Education policies nowadays are not announced, they are “rolled out” - presumably because there are so many of them that they have to be kept in a large carpet warehouse on top of a steep hill. The latest policy to be rolled out is that the literacy hour and numeracy hour will be rolled up into one. Everyone will do a forward roll.

Perhaps it will be called the luminary hour. Or will there be maths and linguistics for two hours, known as the malingering hours? That should suit all those teachers who are sick of being told what to do every few minutes, though it poses a dilemma for their GPs. What prescription do you give to those suffering from too much prescription?

Endless policy changes are not good for people. They are like an unending roller coaster: as soon as you have climbed up one mountain you have to whizz down the other side. A Swiss roll. Any teacher who is particularly good at such Alpine teaching will have to be called a “roll model”.

What is worse, this switchback is founded on whimsy and political expediency, rather than on rationality, evidence, or best practice. The result is a mish-mash of ideas artificially squashed together. A sausage roll.

I am in favour of having a big bash on literacy and numeracy in the early years, but not of telling teachers what to do every few minutes. This demeans the profession.

The structure of these hours was supposed to be based on research evidence - a huge confidence trick.

I have worked in this research field for more than 30 years, and there is no evidence whatsoever to support the insistence, for example, that every literacy lesson should be in four parts, or end with 10 minutes of whole class review, irrespective of context.

It was merely a device so that the Government could boast that it had compelled teachers to return to traditional methods of whole-class teaching. It is a good job the same philosophy was not applied to driving instruction, making learners sit and listen to mass lectures on the aerodynamics of the clutch, instead of getting out on the road.

Immense, but hopefully not lasting, harm has been done by pretending that there is only one way to teach, and the harvest is now being reaped as more teachers rebel against prescription, or simply quit. The more courageous simply say “Roll off” (or words to that effect), refuse to follow the rules and use their professional judgment.

Every single bloody primary maths lesson is divided into three parts nowadays, like Caesar’s Gaul. Why? Is a two-part or four-part maths lesson regarded as somehow shocking or obscene? No one forgets a good teacher, but everyone expunges an automaton from their memory banks. Roll over, robot.

If prescription is the solution, then a few questions must be answered first. For instance, why have literacy and numeracy improved faster in Wales, where they have not enforced a prescribed literacy and numeracy hour?
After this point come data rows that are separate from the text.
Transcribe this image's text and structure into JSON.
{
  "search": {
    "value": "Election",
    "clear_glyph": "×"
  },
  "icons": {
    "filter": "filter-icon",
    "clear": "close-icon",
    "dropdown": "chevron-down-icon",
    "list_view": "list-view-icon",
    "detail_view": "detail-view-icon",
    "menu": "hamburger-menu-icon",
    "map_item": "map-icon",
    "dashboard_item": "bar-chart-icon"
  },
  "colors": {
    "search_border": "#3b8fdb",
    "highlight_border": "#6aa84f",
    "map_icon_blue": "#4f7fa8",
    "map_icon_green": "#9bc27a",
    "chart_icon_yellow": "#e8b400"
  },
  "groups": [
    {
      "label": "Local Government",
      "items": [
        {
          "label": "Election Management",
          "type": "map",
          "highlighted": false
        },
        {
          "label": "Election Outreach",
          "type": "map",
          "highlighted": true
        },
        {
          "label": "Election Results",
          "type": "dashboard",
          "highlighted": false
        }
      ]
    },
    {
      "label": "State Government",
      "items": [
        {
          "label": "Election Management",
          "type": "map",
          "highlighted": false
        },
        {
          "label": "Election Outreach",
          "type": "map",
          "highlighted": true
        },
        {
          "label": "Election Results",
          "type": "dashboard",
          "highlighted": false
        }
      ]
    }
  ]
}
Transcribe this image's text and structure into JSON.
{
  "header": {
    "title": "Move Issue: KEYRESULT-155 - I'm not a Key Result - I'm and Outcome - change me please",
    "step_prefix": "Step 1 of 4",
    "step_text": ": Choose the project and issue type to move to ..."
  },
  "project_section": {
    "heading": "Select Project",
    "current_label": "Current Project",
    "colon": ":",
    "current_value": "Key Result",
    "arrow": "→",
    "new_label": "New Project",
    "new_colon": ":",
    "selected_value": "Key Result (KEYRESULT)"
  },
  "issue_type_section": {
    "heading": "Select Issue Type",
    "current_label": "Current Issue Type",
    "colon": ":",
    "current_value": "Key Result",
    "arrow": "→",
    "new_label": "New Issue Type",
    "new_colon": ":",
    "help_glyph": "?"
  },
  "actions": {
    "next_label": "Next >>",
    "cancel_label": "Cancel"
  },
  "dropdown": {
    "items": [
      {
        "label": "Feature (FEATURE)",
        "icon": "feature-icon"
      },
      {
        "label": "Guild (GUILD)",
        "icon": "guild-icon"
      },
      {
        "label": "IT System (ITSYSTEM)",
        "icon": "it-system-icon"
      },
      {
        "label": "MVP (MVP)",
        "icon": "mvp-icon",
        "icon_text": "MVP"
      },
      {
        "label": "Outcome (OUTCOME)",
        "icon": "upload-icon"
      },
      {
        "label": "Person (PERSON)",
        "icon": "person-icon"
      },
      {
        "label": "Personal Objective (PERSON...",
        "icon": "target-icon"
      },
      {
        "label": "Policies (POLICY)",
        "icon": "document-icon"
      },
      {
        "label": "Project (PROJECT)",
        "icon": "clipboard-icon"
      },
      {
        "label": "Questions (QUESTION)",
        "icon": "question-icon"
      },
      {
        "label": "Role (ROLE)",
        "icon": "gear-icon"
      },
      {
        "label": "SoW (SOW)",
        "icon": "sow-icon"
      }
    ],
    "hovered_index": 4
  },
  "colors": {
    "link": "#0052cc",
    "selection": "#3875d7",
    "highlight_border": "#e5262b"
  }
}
And why have results improved more in science than in maths and English, when science has no nationally imposed strategy, nor a prescribed science hour?

If language proficiency has soared because of central prescription, as the Government argues, then why have national test agencies not had to recalibrate their reading tests? The reason is simple: the average scores on them have not gone up. And why has writing been so disappointing? Because the literacy strategy neglected it - a very bad move, though sensible teachers made their own compensation.

I wonder what the new rolled up literacy and numeracy hour will look like? As a compromise between the two, perhaps there will be three-and-a-half parts to it. Children could write a story about two minus signs who fall in love but then cancel each other out.

Key stage 2 exams will contain questions such as: “If you add three subordinate clauses to five conjunctions and then take away the past participle you first thought of, how many headteachers can fill a four-drawer filing cabinet with government circulars in less than an hour?”

The resultant stress of these endless rollouts is enough to make more teachers turn to drink. Roll out the barrel. The last thing we need for a vibrant future in the 21st century is a profession as pickled as herrings.

Roll out the rollmops. So roll up, roll up. Let’s rock and roll. Tomorrow’s special word will be “oblivion”.